De retour en France, le 16 juin, de Gaulle apprend que Paul Reynaud a démissionné. Il est remplacé par Pétain. Ce même jour eut lieu à Bordeaux le passage des pleins pouvoirs au Maréchal et la formation du nouveau gouvernement : De Gaulle n'en fait pas partie ; il n'est plus sous-secrétaire d'Etat. Le Maréchal n’avait pas voulu de lui. Il connaissait trop bien l’homme et son orgueil démesuré pour lui confier un poste dans son nouveau gouvernement. Déçu, dépité, vexé, il s’exclamera avec force colère : « C'est bon, ils ne veulent pas de moi ! Dans ces conditions, je fous le camp à Londres ! » Propos rapportés par Alfred Fabre Luce, dans son livre : « Le plus illustre des Français », (Ed. Julliard). Jamais de Gaulle ne devrait oublier cet affront !

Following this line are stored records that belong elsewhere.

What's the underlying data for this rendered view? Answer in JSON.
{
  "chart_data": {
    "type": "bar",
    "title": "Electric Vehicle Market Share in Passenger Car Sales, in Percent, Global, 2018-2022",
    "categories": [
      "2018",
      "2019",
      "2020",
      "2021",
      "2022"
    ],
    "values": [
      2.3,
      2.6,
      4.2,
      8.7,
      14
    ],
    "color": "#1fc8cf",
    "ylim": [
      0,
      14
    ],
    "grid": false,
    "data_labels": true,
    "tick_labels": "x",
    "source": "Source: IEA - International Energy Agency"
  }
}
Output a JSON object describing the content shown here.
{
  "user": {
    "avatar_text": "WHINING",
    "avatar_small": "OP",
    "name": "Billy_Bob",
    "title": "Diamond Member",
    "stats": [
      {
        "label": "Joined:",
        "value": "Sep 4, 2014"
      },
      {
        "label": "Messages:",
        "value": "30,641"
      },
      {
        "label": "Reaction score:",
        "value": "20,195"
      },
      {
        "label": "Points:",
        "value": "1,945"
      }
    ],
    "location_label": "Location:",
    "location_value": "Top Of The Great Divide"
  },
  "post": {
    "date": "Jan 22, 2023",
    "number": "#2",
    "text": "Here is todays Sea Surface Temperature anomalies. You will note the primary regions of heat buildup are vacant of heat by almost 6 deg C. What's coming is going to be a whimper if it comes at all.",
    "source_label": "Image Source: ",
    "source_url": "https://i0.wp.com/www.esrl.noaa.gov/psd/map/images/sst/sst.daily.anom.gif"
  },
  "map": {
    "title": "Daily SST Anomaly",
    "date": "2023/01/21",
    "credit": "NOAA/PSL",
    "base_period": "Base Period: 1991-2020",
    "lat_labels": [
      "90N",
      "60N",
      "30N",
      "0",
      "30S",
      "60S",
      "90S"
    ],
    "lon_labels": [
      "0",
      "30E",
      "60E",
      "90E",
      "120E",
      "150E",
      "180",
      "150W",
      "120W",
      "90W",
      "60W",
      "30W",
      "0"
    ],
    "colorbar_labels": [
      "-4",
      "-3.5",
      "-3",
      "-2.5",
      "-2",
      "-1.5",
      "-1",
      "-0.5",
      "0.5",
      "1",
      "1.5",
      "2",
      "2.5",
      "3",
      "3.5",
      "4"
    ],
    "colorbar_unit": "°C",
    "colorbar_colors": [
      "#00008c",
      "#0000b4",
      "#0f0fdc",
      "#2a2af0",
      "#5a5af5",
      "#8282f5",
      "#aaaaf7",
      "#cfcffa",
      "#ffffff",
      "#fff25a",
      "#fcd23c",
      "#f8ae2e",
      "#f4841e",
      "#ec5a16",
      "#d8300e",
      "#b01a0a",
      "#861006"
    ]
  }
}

          Le 17 juin, il repart à Londres avec Edward Louis Speirs, envoyé spécial de Churchill, qui n'a pas réussi à convaincre Reynaud et Mandel de rejoindre Londres. Il s’agit là d’un point très important car si de Gaulle s’était vu confier un poste ministériel ou même sa reconduction comme sous-secrétaire d'Etat, il serait resté à Bordeaux et aurait fait partie du premier gouvernement Pétain. Quelle aurait été sa véritable conduite dans la suite des évènements ? Cela nous ne le saurons jamais.

            Quand il quitte Bordeaux à destination de Londres, la guerre n’est pas finie puisque l’armistice est du 24 juin. Alors, pourquoi est-il parti en Angleterre ?

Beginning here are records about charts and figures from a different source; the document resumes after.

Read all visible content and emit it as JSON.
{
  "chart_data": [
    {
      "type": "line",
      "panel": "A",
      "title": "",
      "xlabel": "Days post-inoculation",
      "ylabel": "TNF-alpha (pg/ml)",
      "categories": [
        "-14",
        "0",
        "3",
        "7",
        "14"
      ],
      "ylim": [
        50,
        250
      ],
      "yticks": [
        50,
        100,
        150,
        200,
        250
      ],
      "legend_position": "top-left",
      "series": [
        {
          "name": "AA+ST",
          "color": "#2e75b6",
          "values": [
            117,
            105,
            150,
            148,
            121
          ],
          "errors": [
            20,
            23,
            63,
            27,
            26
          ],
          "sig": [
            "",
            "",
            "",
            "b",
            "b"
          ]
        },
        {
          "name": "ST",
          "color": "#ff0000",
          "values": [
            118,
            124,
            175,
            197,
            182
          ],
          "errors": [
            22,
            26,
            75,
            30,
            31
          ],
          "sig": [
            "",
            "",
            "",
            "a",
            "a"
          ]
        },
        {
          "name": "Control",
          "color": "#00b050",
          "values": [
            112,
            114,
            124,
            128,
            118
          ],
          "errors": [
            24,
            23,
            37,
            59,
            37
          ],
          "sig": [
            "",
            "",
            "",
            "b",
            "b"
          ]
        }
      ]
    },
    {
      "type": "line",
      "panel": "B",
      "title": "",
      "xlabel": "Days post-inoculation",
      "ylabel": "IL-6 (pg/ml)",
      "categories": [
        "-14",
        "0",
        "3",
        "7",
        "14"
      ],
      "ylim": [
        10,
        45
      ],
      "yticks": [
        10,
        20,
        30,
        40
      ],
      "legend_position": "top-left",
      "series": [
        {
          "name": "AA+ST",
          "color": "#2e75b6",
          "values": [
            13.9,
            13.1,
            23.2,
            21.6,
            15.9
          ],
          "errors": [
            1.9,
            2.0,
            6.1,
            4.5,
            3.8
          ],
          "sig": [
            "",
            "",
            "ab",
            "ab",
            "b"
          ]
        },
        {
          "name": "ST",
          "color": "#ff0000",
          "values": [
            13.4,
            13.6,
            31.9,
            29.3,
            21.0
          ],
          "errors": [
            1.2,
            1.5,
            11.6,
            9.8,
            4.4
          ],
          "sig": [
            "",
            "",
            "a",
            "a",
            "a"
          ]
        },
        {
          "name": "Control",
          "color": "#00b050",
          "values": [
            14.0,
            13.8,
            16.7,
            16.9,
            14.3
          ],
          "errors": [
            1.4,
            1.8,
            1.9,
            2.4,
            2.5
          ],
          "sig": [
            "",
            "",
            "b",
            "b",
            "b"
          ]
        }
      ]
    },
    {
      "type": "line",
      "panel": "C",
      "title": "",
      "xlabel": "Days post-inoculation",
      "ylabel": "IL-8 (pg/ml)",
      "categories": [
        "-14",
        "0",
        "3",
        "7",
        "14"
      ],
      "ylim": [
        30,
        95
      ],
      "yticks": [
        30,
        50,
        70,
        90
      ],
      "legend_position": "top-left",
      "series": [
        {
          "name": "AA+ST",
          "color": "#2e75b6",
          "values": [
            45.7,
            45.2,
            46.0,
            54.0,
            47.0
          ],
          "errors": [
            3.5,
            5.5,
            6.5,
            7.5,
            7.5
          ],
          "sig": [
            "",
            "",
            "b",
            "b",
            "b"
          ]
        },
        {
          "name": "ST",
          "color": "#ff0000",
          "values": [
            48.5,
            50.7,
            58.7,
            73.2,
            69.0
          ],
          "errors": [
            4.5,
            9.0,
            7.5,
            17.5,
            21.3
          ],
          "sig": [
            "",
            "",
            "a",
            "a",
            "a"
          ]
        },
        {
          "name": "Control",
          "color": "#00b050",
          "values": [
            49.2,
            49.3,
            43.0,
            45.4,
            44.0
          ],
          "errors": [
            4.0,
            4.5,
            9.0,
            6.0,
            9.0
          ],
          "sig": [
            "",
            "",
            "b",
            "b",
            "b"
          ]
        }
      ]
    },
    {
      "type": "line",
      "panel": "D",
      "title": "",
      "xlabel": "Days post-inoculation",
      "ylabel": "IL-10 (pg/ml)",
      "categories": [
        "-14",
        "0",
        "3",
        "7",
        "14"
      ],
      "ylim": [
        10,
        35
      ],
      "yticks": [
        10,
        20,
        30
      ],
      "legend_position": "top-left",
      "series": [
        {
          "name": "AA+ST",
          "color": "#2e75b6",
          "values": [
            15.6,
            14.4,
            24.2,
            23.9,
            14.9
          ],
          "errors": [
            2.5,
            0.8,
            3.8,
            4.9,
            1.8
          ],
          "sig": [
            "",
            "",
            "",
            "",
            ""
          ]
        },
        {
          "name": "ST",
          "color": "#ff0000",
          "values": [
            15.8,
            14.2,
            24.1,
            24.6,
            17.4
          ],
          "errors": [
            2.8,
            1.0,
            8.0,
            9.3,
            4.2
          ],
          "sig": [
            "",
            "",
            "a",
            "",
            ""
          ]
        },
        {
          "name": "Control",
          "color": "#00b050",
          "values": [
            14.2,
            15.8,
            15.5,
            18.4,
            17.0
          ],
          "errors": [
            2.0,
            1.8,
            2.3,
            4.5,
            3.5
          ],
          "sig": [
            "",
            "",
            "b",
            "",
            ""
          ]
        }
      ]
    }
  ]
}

            A son arrivée à Londres, il adressa un télégramme au Ministre de la Guerre à Bordeaux : « Suis à Londres. Ai négocié avec le Ministre de la Guerre britannique, sur instruction de monsieur Paul Reynaud, au sujet des points suivants… » (Il s’agissait des matériels d’armement remis aux alliés par les Etats-Unis et du sort des prisonniers allemands actuellement en France).

La réponse arriva de Bordeaux sous la forme d’un câble adressé par le général Colson, secrétaire d’Etat à la Guerre, à l’attaché militaire à Londres, le général Lelong : « Informez le général de Gaulle, qu’il est remis à la disposition du Général commandant en chef. Il doit rentrer sans délai. »

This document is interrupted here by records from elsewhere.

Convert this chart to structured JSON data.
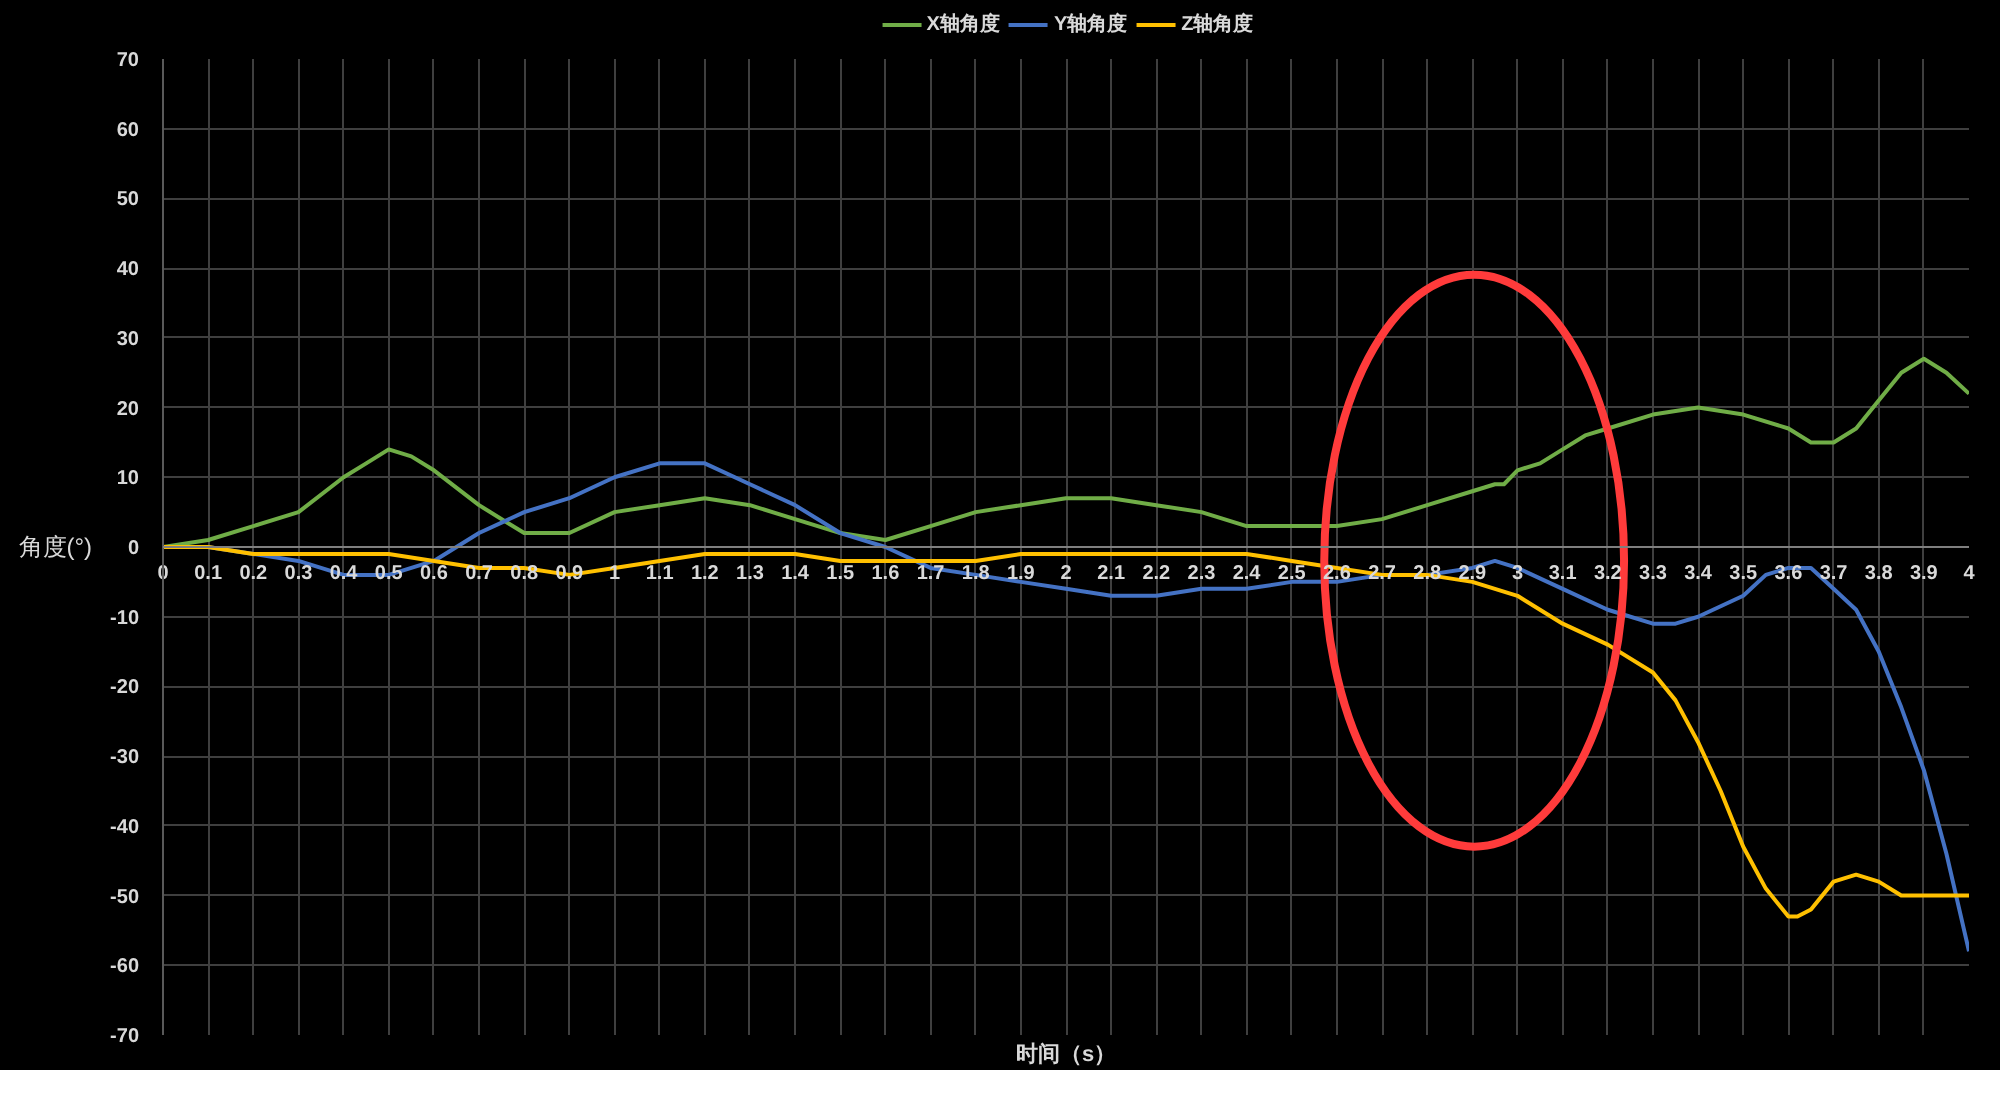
{
  "chart_data": {
    "type": "line",
    "xlabel": "时间（s）",
    "ylabel": "角度(°)",
    "xlim": [
      0,
      4
    ],
    "ylim": [
      -70,
      70
    ],
    "xticks": [
      0,
      0.1,
      0.2,
      0.3,
      0.4,
      0.5,
      0.6,
      0.7,
      0.8,
      0.9,
      1,
      1.1,
      1.2,
      1.3,
      1.4,
      1.5,
      1.6,
      1.7,
      1.8,
      1.9,
      2,
      2.1,
      2.2,
      2.3,
      2.4,
      2.5,
      2.6,
      2.7,
      2.8,
      2.9,
      3,
      3.1,
      3.2,
      3.3,
      3.4,
      3.5,
      3.6,
      3.7,
      3.8,
      3.9,
      4
    ],
    "yticks": [
      -70,
      -60,
      -50,
      -40,
      -30,
      -20,
      -10,
      0,
      10,
      20,
      30,
      40,
      50,
      60,
      70
    ],
    "grid": true,
    "legend": "top",
    "marker": "none",
    "line_style": "solid",
    "series": [
      {
        "name": "X轴角度",
        "color": "#70ad47",
        "x": [
          0,
          0.1,
          0.2,
          0.3,
          0.4,
          0.45,
          0.5,
          0.55,
          0.6,
          0.7,
          0.8,
          0.9,
          1,
          1.1,
          1.2,
          1.3,
          1.4,
          1.5,
          1.6,
          1.7,
          1.8,
          1.9,
          2,
          2.1,
          2.2,
          2.3,
          2.4,
          2.5,
          2.6,
          2.7,
          2.8,
          2.9,
          2.95,
          2.97,
          3,
          3.05,
          3.1,
          3.15,
          3.2,
          3.3,
          3.4,
          3.5,
          3.6,
          3.65,
          3.7,
          3.75,
          3.8,
          3.85,
          3.9,
          3.95,
          4
        ],
        "values": [
          0,
          1,
          3,
          5,
          10,
          12,
          14,
          13,
          11,
          6,
          2,
          2,
          5,
          6,
          7,
          6,
          4,
          2,
          1,
          3,
          5,
          6,
          7,
          7,
          6,
          5,
          3,
          3,
          3,
          4,
          6,
          8,
          9,
          9,
          11,
          12,
          14,
          16,
          17,
          19,
          20,
          19,
          17,
          15,
          15,
          17,
          21,
          25,
          27,
          25,
          22
        ]
      },
      {
        "name": "Y轴角度",
        "color": "#4472c4",
        "x": [
          0,
          0.1,
          0.2,
          0.3,
          0.4,
          0.5,
          0.6,
          0.7,
          0.8,
          0.9,
          1,
          1.1,
          1.15,
          1.2,
          1.3,
          1.4,
          1.5,
          1.6,
          1.7,
          1.8,
          1.9,
          2,
          2.1,
          2.2,
          2.3,
          2.4,
          2.5,
          2.6,
          2.7,
          2.8,
          2.9,
          2.95,
          3,
          3.1,
          3.2,
          3.3,
          3.35,
          3.4,
          3.5,
          3.55,
          3.6,
          3.65,
          3.7,
          3.75,
          3.8,
          3.85,
          3.9,
          3.95,
          4
        ],
        "values": [
          0,
          0,
          -1,
          -2,
          -4,
          -4,
          -2,
          2,
          5,
          7,
          10,
          12,
          12,
          12,
          9,
          6,
          2,
          0,
          -3,
          -4,
          -5,
          -6,
          -7,
          -7,
          -6,
          -6,
          -5,
          -5,
          -4,
          -4,
          -3,
          -2,
          -3,
          -6,
          -9,
          -11,
          -11,
          -10,
          -7,
          -4,
          -3,
          -3,
          -6,
          -9,
          -15,
          -23,
          -32,
          -44,
          -58
        ]
      },
      {
        "name": "Z轴角度",
        "color": "#ffc000",
        "x": [
          0,
          0.1,
          0.2,
          0.3,
          0.4,
          0.5,
          0.6,
          0.7,
          0.8,
          0.9,
          1,
          1.1,
          1.2,
          1.3,
          1.4,
          1.5,
          1.6,
          1.7,
          1.8,
          1.9,
          2,
          2.1,
          2.2,
          2.3,
          2.4,
          2.5,
          2.6,
          2.7,
          2.8,
          2.9,
          3,
          3.1,
          3.2,
          3.3,
          3.35,
          3.4,
          3.45,
          3.5,
          3.55,
          3.6,
          3.62,
          3.65,
          3.7,
          3.75,
          3.8,
          3.85,
          3.9,
          3.95,
          4
        ],
        "values": [
          0,
          0,
          -1,
          -1,
          -1,
          -1,
          -2,
          -3,
          -3,
          -4,
          -3,
          -2,
          -1,
          -1,
          -1,
          -2,
          -2,
          -2,
          -2,
          -1,
          -1,
          -1,
          -1,
          -1,
          -1,
          -2,
          -3,
          -4,
          -4,
          -5,
          -7,
          -11,
          -14,
          -18,
          -22,
          -28,
          -35,
          -43,
          -49,
          -53,
          -53,
          -52,
          -48,
          -47,
          -48,
          -50,
          -50,
          -50,
          -50
        ]
      }
    ]
  }
}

            Hésitation de de Gaulle : Obéir ou pas ? Dans un premier temps il décida d’obéir et demanda un avion au général Lelong. Celui-ci désigna le capitaine de l’armée de l’air Brantôme, pour l’accompagner avec l’unique avion que les Anglais avaient laissé aux Français. Cet officier déclarera : « Tout semblait devoir se dérouler sans encombre  lorsque j’apprends que les Anglais, sans avertir personne, avaient fait vidanger le matin même l’essence des réservoirs et déplacer l’avion dans un hangar aux portes cadenassées et gardées par des sentinelles en armes. »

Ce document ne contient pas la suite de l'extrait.